President Bush might visit India in February; that could be a boon to nuclear energy stocks. According to the Indian press, President Bush will visit India in mid-February. The proposed Civilian Nuclear deal between the two countries will again be in the limelight.
Bush’s visit could create interest in nuclear energy stocks. The Civilian Nuclear Treaty that was proposed in July 2005 during the Indian Prime Minister’s visit to Washington still needs Congress approval. However, with so much at stake the treaty should eventually be approved.
Note also: Rice endorses India’s quest for nuclear energy.
According to Peter Wells, marketing manager for GE Energy’s nuclear business, we’ll see 29 new plants in China over the next 15 years and 17 new ones in India. We could also see a few plant opening up in the US in next 5 - 10 years.
How can investors play the growth in nuclear energy? According to Michael Brush,
One way for investors to play the growing use of nuclear power -- and other alternatives to fossil fuel like wind and solar power -- is to own shares of equipment producers like General Electric (NYSE:GE). It isn’t exactly a pure play. But it stands to benefit from double-digit revenue growth in these areas.
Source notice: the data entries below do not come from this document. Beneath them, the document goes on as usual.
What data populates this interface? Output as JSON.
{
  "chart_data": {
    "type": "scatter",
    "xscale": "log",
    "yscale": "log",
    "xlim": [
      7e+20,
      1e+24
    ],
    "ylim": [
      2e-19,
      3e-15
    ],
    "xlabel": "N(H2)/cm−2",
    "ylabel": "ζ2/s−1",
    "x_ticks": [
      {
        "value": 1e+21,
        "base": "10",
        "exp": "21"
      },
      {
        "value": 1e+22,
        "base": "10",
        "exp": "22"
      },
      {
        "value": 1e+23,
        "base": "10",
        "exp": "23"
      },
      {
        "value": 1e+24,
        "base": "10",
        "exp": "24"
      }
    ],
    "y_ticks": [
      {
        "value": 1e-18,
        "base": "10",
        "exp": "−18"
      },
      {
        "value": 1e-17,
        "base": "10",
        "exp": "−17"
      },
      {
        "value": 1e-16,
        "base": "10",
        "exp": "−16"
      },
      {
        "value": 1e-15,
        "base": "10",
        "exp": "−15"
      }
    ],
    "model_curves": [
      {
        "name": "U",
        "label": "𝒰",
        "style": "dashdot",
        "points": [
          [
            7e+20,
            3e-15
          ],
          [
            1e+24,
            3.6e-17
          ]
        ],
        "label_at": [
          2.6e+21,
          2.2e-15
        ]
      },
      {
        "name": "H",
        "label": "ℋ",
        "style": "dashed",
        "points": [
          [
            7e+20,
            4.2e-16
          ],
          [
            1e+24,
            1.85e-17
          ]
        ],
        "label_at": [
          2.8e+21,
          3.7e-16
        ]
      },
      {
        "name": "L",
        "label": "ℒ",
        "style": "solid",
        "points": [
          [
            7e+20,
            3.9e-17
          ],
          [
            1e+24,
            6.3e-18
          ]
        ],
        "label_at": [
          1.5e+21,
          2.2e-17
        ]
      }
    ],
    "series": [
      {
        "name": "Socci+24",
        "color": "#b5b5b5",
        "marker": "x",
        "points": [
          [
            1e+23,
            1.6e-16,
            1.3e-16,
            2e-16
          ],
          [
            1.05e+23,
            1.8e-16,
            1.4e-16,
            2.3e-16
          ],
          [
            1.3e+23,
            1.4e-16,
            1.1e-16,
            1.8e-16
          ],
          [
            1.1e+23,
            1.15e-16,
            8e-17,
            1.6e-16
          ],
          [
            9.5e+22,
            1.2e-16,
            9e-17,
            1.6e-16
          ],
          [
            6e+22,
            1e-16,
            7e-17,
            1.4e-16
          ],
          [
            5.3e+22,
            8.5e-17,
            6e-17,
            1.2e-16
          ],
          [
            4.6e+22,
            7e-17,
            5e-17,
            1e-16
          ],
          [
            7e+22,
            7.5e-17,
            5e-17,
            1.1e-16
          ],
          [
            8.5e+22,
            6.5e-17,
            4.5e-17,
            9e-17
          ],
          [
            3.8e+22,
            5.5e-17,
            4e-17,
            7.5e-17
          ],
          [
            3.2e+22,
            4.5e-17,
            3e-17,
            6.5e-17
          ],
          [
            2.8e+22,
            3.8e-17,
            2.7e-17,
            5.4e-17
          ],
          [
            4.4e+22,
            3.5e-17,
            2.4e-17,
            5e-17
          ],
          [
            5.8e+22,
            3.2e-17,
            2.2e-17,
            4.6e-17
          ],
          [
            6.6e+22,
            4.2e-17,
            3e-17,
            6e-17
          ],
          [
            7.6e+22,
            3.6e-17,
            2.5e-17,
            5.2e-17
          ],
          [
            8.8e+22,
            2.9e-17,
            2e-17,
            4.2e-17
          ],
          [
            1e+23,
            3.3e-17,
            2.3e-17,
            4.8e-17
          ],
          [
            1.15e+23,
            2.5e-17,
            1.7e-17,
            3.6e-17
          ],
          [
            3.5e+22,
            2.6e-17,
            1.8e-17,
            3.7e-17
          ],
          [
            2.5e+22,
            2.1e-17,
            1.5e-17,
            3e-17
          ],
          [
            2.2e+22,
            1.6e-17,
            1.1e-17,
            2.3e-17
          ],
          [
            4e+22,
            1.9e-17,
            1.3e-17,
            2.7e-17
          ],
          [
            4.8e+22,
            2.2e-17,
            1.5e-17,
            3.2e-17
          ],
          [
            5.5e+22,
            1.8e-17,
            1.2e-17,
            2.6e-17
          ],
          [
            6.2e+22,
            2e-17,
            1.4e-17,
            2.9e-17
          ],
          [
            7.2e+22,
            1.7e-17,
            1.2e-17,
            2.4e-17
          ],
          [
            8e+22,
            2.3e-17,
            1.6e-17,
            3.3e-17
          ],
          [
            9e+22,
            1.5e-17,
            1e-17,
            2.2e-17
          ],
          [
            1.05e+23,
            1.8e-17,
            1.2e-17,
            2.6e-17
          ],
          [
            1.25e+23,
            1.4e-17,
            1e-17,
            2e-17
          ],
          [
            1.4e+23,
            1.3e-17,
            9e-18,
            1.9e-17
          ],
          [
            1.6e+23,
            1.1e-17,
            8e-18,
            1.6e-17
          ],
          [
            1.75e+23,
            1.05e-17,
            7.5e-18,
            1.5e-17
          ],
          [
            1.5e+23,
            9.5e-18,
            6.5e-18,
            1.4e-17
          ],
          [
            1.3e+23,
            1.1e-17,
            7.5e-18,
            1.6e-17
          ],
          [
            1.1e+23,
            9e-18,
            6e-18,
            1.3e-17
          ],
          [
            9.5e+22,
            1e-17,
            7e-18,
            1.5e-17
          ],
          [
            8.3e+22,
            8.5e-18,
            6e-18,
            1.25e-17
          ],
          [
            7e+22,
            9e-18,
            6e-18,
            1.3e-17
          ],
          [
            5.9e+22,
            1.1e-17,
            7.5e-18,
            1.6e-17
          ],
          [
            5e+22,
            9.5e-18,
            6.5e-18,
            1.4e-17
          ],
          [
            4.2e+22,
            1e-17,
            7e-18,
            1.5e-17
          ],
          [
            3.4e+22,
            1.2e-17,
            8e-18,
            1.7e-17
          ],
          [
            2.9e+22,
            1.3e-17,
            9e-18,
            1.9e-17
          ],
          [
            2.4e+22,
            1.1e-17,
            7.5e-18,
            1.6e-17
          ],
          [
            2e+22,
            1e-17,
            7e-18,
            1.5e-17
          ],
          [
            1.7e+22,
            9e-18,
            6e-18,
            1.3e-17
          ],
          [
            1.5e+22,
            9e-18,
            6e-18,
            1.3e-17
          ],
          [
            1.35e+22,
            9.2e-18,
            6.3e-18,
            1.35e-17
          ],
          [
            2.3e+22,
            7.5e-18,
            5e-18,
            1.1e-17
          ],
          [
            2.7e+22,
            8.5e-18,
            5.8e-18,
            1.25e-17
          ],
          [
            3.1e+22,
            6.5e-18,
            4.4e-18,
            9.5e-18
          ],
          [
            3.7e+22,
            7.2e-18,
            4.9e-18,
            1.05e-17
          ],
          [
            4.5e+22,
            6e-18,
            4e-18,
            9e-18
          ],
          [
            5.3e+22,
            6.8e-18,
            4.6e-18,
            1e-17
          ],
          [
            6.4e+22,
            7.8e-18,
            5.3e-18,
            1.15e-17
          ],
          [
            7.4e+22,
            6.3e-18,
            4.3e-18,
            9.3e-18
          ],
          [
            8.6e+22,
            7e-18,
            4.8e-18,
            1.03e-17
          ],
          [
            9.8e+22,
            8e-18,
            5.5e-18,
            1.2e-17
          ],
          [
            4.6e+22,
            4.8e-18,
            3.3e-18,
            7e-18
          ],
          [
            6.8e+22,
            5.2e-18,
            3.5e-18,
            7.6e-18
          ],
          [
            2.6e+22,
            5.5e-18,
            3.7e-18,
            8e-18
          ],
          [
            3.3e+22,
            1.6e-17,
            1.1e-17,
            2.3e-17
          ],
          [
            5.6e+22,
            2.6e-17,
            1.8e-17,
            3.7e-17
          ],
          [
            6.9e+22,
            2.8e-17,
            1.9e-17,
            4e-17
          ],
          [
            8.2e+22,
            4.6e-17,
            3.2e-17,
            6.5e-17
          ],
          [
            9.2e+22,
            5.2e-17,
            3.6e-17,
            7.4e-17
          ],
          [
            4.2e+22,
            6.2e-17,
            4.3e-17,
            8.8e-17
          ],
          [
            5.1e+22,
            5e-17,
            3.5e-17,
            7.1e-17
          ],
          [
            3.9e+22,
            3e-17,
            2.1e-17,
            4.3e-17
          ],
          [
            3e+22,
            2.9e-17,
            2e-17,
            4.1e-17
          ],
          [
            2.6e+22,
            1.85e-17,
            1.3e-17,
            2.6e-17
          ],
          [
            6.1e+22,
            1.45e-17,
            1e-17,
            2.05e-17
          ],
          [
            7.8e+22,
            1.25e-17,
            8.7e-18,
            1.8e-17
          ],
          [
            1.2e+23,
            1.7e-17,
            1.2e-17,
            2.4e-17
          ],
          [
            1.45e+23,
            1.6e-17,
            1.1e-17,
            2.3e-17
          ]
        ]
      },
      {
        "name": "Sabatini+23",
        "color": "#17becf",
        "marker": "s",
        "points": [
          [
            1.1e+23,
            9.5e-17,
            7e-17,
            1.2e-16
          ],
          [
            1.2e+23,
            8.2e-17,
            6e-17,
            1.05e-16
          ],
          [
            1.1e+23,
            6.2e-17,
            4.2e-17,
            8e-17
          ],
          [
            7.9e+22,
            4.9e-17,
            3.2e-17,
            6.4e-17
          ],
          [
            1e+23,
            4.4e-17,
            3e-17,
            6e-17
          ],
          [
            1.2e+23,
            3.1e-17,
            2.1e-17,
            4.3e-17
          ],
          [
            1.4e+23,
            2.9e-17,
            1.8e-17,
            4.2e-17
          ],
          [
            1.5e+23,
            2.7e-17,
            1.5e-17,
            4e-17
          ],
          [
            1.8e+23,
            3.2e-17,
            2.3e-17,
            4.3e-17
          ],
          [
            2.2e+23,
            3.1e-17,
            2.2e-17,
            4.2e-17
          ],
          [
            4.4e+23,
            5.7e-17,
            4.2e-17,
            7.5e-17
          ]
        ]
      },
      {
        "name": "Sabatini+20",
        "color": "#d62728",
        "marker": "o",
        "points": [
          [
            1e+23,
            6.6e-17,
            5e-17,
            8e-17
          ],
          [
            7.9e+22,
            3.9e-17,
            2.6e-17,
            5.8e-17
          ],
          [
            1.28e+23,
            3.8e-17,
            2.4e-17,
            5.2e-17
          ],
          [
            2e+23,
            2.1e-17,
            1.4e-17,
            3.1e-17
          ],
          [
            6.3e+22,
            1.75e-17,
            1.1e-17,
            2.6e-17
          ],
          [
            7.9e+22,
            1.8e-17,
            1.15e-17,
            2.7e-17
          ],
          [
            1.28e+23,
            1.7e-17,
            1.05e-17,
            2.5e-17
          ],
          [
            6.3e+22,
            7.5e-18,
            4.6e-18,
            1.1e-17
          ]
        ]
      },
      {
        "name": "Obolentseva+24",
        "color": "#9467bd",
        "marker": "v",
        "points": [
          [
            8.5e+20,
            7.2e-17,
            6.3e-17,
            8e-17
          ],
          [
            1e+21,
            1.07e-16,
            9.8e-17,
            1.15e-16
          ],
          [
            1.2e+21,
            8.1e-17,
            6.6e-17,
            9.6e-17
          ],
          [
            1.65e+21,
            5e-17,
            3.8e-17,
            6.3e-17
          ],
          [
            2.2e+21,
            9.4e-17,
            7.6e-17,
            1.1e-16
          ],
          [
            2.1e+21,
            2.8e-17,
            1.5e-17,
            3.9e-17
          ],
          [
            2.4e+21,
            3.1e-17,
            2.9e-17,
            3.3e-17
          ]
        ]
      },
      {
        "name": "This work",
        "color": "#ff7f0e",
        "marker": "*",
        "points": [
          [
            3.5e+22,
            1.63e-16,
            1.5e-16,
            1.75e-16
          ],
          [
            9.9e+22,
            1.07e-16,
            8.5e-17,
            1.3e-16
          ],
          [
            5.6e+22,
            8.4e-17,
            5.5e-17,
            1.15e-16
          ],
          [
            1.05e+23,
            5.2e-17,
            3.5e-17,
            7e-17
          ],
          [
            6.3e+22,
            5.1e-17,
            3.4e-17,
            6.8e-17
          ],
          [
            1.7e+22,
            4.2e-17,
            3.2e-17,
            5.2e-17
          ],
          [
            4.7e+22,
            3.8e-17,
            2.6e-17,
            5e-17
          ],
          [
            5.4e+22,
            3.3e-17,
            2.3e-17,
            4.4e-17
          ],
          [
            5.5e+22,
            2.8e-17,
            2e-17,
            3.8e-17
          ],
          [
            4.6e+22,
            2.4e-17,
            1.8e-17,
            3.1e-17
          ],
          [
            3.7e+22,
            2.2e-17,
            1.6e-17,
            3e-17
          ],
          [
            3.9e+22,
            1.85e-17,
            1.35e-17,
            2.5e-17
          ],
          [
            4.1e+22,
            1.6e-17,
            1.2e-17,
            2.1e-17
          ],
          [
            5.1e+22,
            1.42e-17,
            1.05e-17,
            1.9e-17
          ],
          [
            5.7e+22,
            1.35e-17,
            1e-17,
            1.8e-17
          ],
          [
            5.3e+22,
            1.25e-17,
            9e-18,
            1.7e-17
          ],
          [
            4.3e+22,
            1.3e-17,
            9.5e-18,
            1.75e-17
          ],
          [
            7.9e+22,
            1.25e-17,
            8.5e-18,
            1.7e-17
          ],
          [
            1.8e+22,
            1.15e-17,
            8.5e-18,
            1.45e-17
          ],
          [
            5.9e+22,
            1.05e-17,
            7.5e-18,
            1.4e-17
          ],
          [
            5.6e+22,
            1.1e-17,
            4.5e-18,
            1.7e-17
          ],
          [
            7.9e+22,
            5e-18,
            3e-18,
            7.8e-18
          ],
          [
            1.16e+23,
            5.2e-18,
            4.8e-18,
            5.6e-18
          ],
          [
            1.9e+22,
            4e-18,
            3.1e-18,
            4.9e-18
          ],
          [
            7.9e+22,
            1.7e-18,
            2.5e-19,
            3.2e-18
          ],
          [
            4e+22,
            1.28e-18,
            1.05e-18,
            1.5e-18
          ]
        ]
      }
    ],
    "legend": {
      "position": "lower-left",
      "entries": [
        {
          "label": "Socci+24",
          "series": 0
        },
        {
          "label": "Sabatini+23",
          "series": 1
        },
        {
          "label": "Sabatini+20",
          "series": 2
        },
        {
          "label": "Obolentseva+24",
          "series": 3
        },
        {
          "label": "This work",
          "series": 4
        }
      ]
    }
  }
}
Near-term, the best way to play nuclear power is to hold shares of electrical utilities that own the most nuclear plants. Power companies like Exelon (NYSE:EXC), Entergy, and Dominion Resources (NYSE:D) had the foresight to snap up dozens of nuclear plants on the cheap in recent years. Now they have a cost advantage as the price of natural gas, coal and oil shoot higher, squeezing competitors that make most of their electricity from fossil fuels.
Another approach -- for long-term investors -- is to buy shares of uranium mining and enrichment companies like Cameco (NYSE:CCJ) and USEC (USU).
The US utilities won't benefit from the growth in India and China. That leaves GE, CCJ and USU.